19. The method of claim 18, wherein the MATE2-K substrate is chosen from baricitinib, cimetidine, acyclovir, estrone sulfate, ganciclovir, metformin, procainamide, topotecan, and combinations thereof.

20. The method of any one of the preceding claims, wherein the dichlorphenamide, or a pharmaceutically acceptable salt thereof, is administered to the subject to treat a disease chosen from primary hyperkalemic periodic paralysis, primary hypokalemic periodic paralysis, and related variants.

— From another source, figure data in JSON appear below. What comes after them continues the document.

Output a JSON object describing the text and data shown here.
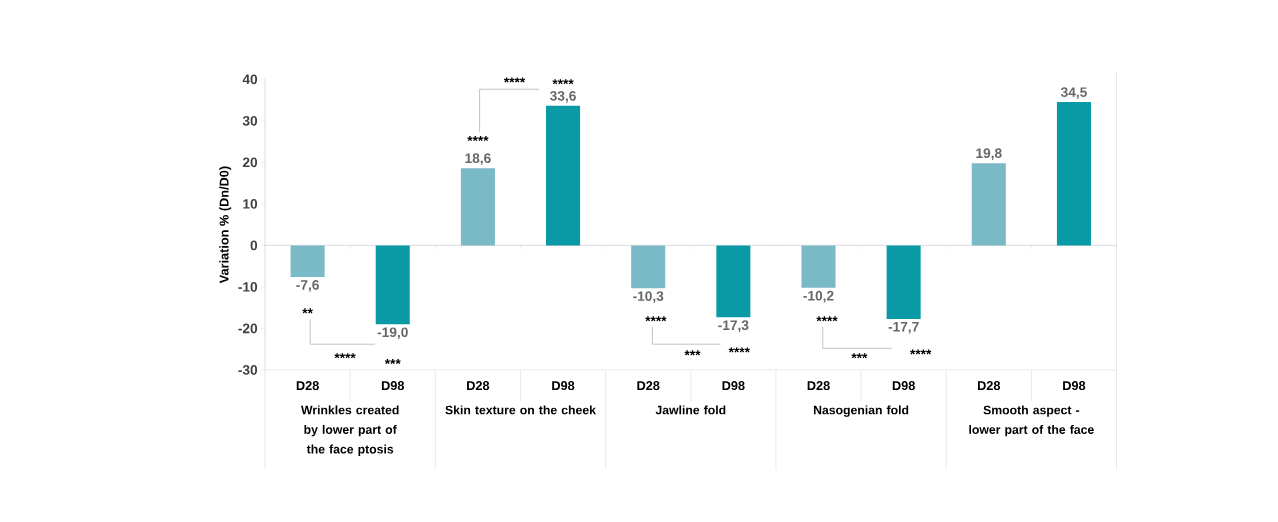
{
  "chart_data": {
    "type": "bar",
    "ylabel": "Variation % (Dn/D0)",
    "categories": [
      "D28",
      "D98",
      "D28",
      "D98",
      "D28",
      "D98",
      "D28",
      "D98",
      "D28",
      "D98"
    ],
    "values": [
      -7.6,
      -19.0,
      18.6,
      33.6,
      -10.3,
      -17.3,
      -10.2,
      -17.7,
      19.8,
      34.5
    ],
    "colors": [
      "#7ab9c6",
      "#0a9aa6",
      "#7ab9c6",
      "#0a9aa6",
      "#7ab9c6",
      "#0a9aa6",
      "#7ab9c6",
      "#0a9aa6",
      "#7ab9c6",
      "#0a9aa6"
    ],
    "value_labels": [
      "-7,6",
      "-19,0",
      "18,6",
      "33,6",
      "-10,3",
      "-17,3",
      "-10,2",
      "-17,7",
      "19,8",
      "34,5"
    ],
    "ylim": [
      -30,
      40
    ],
    "yticks": [
      -30,
      -20,
      -10,
      0,
      10,
      20,
      30,
      40
    ],
    "annotations": [
      "Wrinkles created by lower part of the face ptosis",
      "Skin texture on the cheek",
      "Jawline fold",
      "Nasogenian fold",
      "Smooth aspect - lower part of the face",
      "**",
      "****",
      "***",
      "****",
      "****",
      "****",
      "****",
      "***",
      "****",
      "****",
      "***",
      "****"
    ]
  }
}
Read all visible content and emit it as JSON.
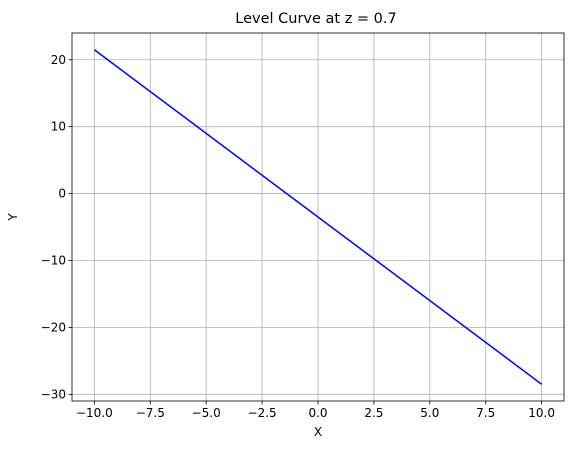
{
  "chart_data": {
    "type": "line",
    "title": "Level Curve at z = 0.7",
    "xlabel": "X",
    "ylabel": "Y",
    "xlim": [
      -11,
      11
    ],
    "ylim": [
      -31,
      24
    ],
    "xticks": [
      -10.0,
      -7.5,
      -5.0,
      -2.5,
      0.0,
      2.5,
      5.0,
      7.5,
      10.0
    ],
    "xtick_labels": [
      "−10.0",
      "−7.5",
      "−5.0",
      "−2.5",
      "0.0",
      "2.5",
      "5.0",
      "7.5",
      "10.0"
    ],
    "yticks": [
      -30,
      -20,
      -10,
      0,
      10,
      20
    ],
    "ytick_labels": [
      "−30",
      "−20",
      "−10",
      "0",
      "10",
      "20"
    ],
    "grid": true,
    "series": [
      {
        "color": "#0000ff",
        "x": [
          -10,
          10
        ],
        "y": [
          21.5,
          -28.5
        ]
      }
    ]
  }
}
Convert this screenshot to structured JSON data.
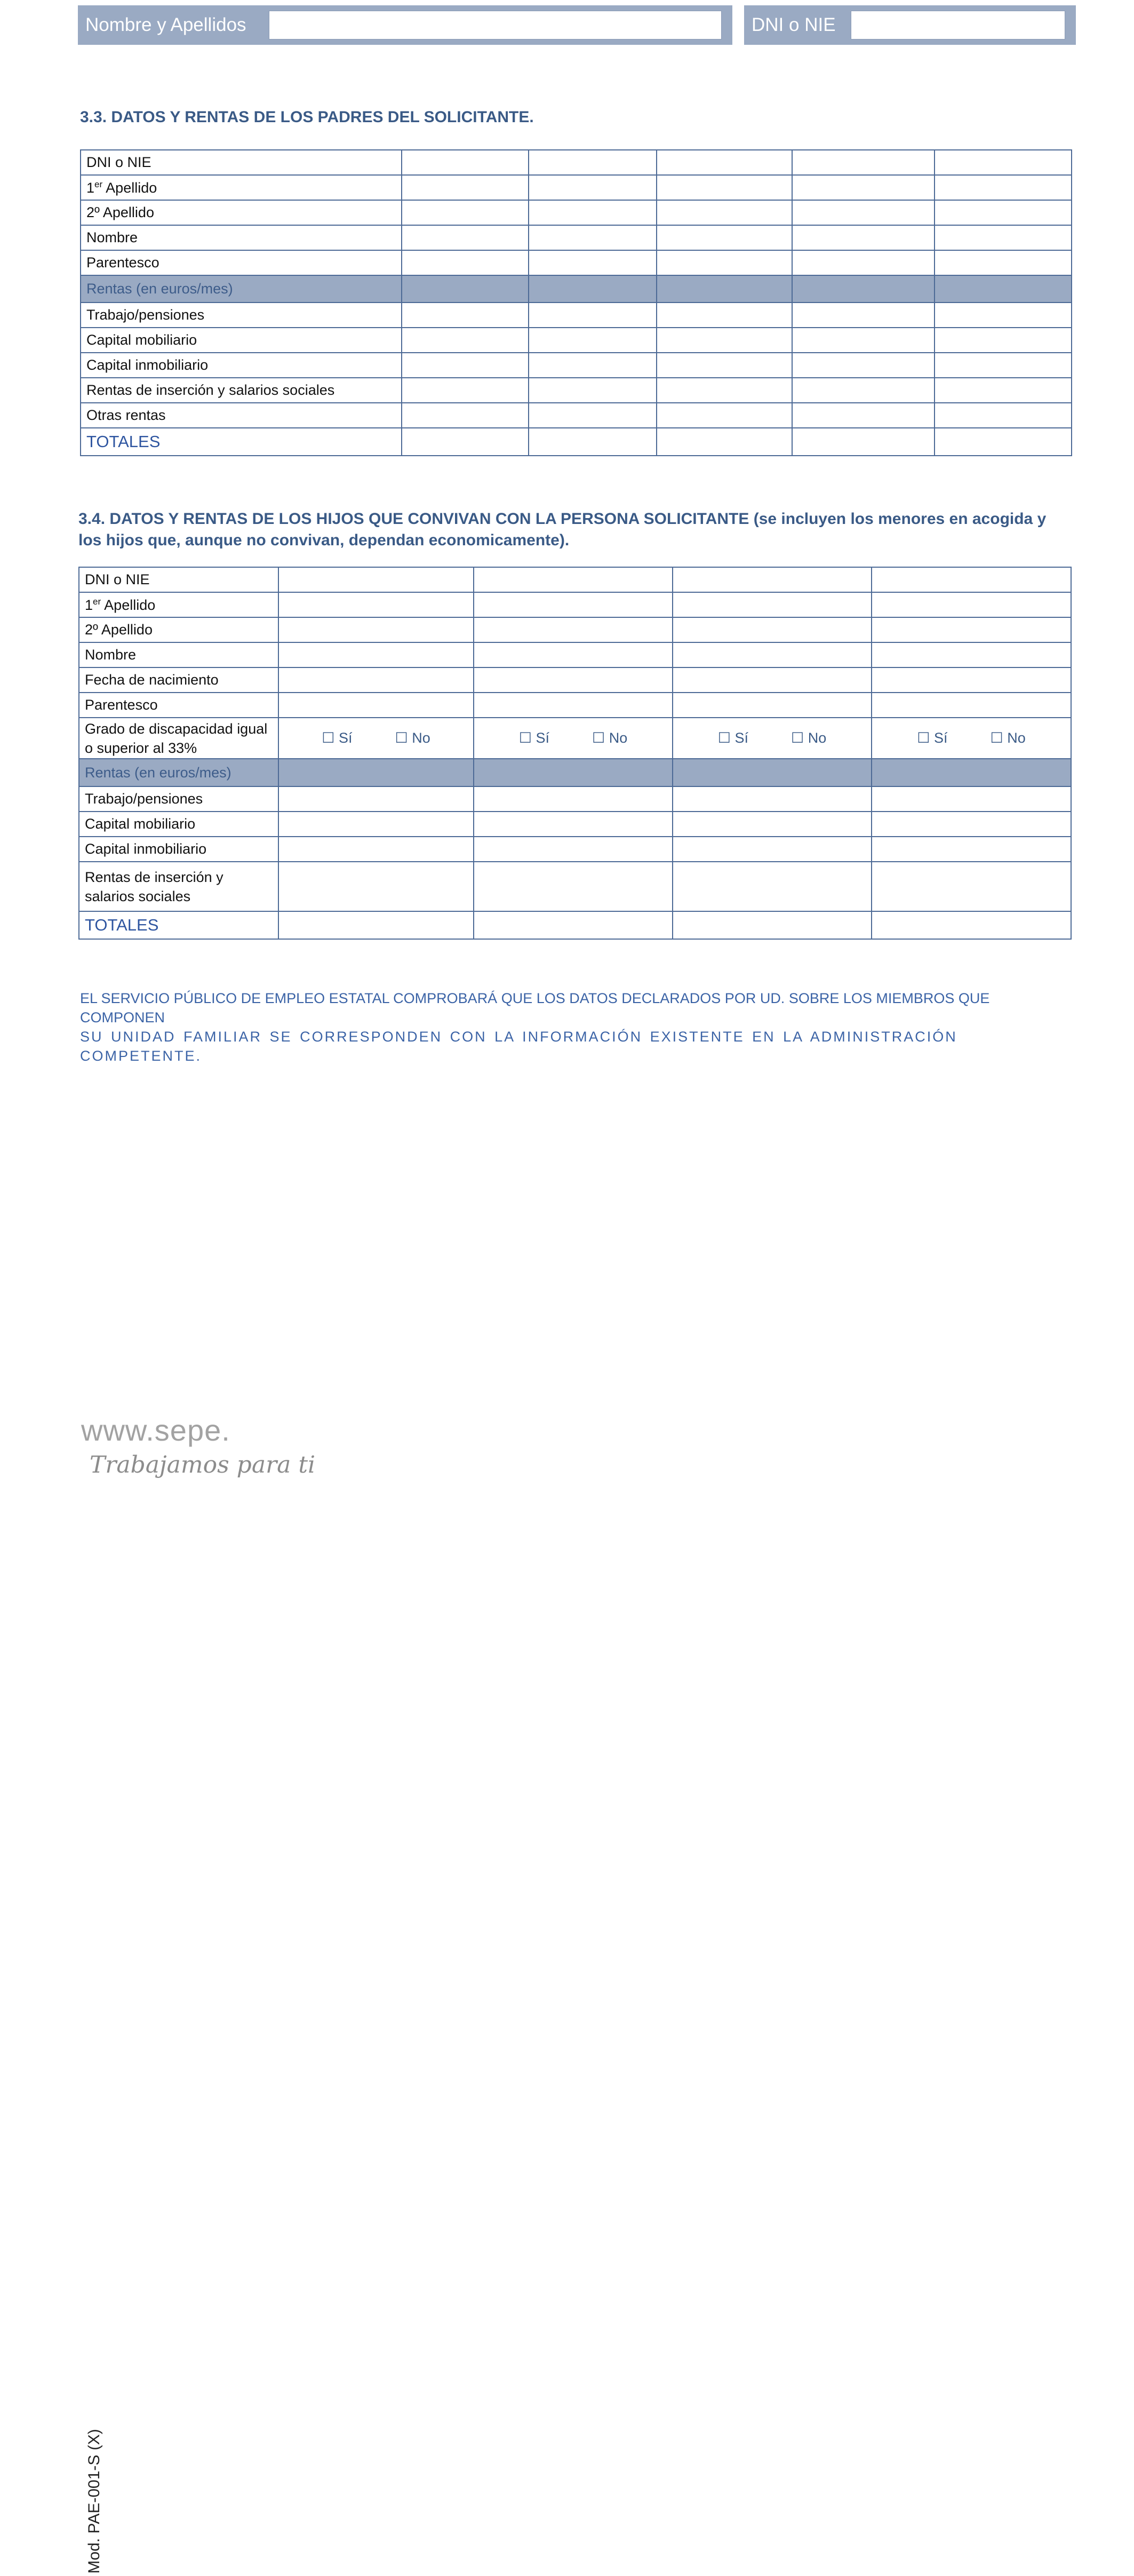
{
  "header": {
    "name_label": "Nombre y Apellidos",
    "name_value": "",
    "dni_label": "DNI o NIE",
    "dni_value": ""
  },
  "section_33": {
    "title": "3.3. DATOS Y RENTAS DE LOS PADRES DEL SOLICITANTE.",
    "rows": [
      "DNI o NIE",
      "1er Apellido",
      "2º Apellido",
      "Nombre",
      "Parentesco",
      "Rentas (en euros/mes)",
      "Trabajo/pensiones",
      "Capital mobiliario",
      "Capital inmobiliario",
      "Rentas de inserción y salarios sociales",
      "Otras rentas",
      "TOTALES"
    ],
    "data_columns": 5
  },
  "section_34": {
    "title": "3.4. DATOS Y RENTAS DE LOS HIJOS QUE CONVIVAN CON LA PERSONA SOLICITANTE (se incluyen los menores en acogida y los hijos que, aunque no convivan, dependan economicamente).",
    "rows": [
      "DNI o NIE",
      "1er Apellido",
      "2º Apellido",
      "Nombre",
      "Fecha de nacimiento",
      "Parentesco",
      "Grado de discapacidad igual o superior al 33%",
      "Rentas (en euros/mes)",
      "Trabajo/pensiones",
      "Capital mobiliario",
      "Capital inmobiliario",
      "Rentas de inserción y salarios sociales",
      "TOTALES"
    ],
    "data_columns": 4,
    "checkbox_yes": "☐ Sí",
    "checkbox_no": "☐ No"
  },
  "notice": {
    "line1": "EL SERVICIO PÚBLICO DE EMPLEO ESTATAL COMPROBARÁ QUE LOS DATOS DECLARADOS POR UD. SOBRE LOS MIEMBROS QUE COMPONEN",
    "line2": "SU UNIDAD FAMILIAR SE CORRESPONDEN CON LA  INFORMACIÓN EXISTENTE EN LA  ADMINISTRACIÓN COMPETENTE."
  },
  "form_code": "Mod. PAE-001-S (X)",
  "footer": {
    "site": "www.sepe.",
    "tagline": "Trabajamos para ti"
  }
}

21. The method of any one of the preceding claims, wherein the therapeutically effective amount of the dichlorphenamide, or a pharmaceutically acceptable salt thereof, is between 25 mg and 200 mg per day.

22. The method of any one of the preceding claims, wherein the therapeutically effective amount of the dichlorphenamide, or a pharmaceutically acceptable salt thereof, is 50 mg twice daily.

23. The method of any one of the preceding claims, wherein the dichlorphenamide, or a pharmaceutically acceptable salt thereof, is administered via a titration scheme that comprises the up-titration of the dichlorphenamide, or a pharmaceutically acceptable salt thereof, at weekly intervals until a modified dose is administered.